Today, there is increasing awareness of how badly the general population is being exploited. Awakened to the realities of the system, aided by social media, they are in the beginning stages of a movement to reform our government, and with it and through it the exploitation by the economic elite. Many of these newly awakened flocked to Bernie Sanders and Elizabeth Warren in the present presidential race, others to Trump, others to Stein.
The Democratic Party succeeded in stopping that movement on the left by rigging the nomination process so that Clinton would win. She almost certainly will not further the movement. The Republican Party succeeded in stopping the movement on the right by co-opting it. They ran one of the economic elite for candidacy, and Trump skillfully convinced the right disaffected that he opposes the exploitative system. From the evidence of his own economic practices, he appears extremely unlikely to support any sort of meaningful reform.
The disaffected outnumber the sheeple who follow party lines and ideologies. The disaffected are divided, however, by the very political ideologies created by the ruling class to divide them - concepts of liberal vs. conservative, left and right. The only way anyone is going to be able to bring those disparate factions together for effective political action is to change the political conversation. And that is what we must do, while employing to the fullest extent the power of the social media.
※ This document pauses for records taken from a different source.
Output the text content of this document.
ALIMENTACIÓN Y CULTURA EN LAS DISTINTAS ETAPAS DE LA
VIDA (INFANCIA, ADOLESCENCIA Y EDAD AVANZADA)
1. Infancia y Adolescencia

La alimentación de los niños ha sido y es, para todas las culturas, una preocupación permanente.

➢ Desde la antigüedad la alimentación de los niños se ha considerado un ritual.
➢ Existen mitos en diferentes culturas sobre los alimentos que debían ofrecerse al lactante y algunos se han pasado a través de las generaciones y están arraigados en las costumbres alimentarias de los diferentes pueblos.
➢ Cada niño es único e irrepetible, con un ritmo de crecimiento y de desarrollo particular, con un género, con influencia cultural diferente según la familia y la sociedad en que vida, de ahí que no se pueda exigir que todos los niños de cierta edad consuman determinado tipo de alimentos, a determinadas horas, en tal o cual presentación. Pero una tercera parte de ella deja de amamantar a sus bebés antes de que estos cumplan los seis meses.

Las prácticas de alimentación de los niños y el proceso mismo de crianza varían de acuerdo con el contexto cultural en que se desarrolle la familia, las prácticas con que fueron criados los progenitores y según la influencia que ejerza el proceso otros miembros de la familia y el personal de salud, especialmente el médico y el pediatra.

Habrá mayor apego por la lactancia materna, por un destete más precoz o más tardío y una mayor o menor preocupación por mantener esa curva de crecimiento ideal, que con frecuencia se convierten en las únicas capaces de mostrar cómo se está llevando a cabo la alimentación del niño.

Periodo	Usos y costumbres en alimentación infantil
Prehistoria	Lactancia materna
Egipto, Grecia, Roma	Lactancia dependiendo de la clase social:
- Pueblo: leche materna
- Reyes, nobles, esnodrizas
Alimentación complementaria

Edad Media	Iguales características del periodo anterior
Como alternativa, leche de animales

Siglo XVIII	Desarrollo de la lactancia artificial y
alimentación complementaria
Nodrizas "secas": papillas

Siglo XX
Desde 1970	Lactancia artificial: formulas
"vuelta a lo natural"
The political conversation must focus first on what the diverse factions of disaffected agree on. Most of the disaffected, right and left, understand that the system is designed to prey on them, and they want the system reformed. That is what we must focus on first.
With the point of agreement identified, and serving as a rallying point, the movement must engage in a multifaceted conversation, call it a multilog if you will, reflecting its diversity, on how to actually carry out that reform. It is a tall order, one most difficult of attainment. And it is one which will face considerable and well funded opposition. As Machiavelli stated in his book, the Prince, published in 1531:
"…it ought to be remembered that there is nothing more difficult to take in hand, more perilous to conduct, or more uncertain in its success, than to take the lead in the introduction of a new order of things, because the innovator has for enemies all those who have done well under the old conditions, and lukewarm defenders in those who may do well under the new. This coolness arises partly from fear of the opponents, who have the laws on their side, and partly from the incredulity of men, who do not readily believe in new things until they have had a long experience of them. Thus it happens that whenever those who are hostile have the opportunity to attack they do it like partisans, whilst the others defend lukewarmly..."
Wang Lung never wakes up. He goes through his life a slave to his ego, a slave to his materialistic existence. In the process, he treats his wife very badly, and makes her miserable, too. Only on his death bed does he realize her value to him. But you can wake up. There are many voices calling upon you to do so. And if you do not, you will remain part of the problem, rather than the solution.
Sonmi-451 does awaken. When she learns that fabricants are killed and then fed back to other fabricants, she decrees that "the machine" must be destroyed. She is notable in that she is willing to sacrifice her own life in order to awaken others. Almost Jesus-like, she dies not for the sins of others, but for their unawareness.
Who is to say whether those in the movement today will be called upon to die? Perhaps a middle way can be found, wherein we may engage in true reform and nobody dies. Suffice to say that those who are the prey in this labyrinthine system already are consigned to a living death.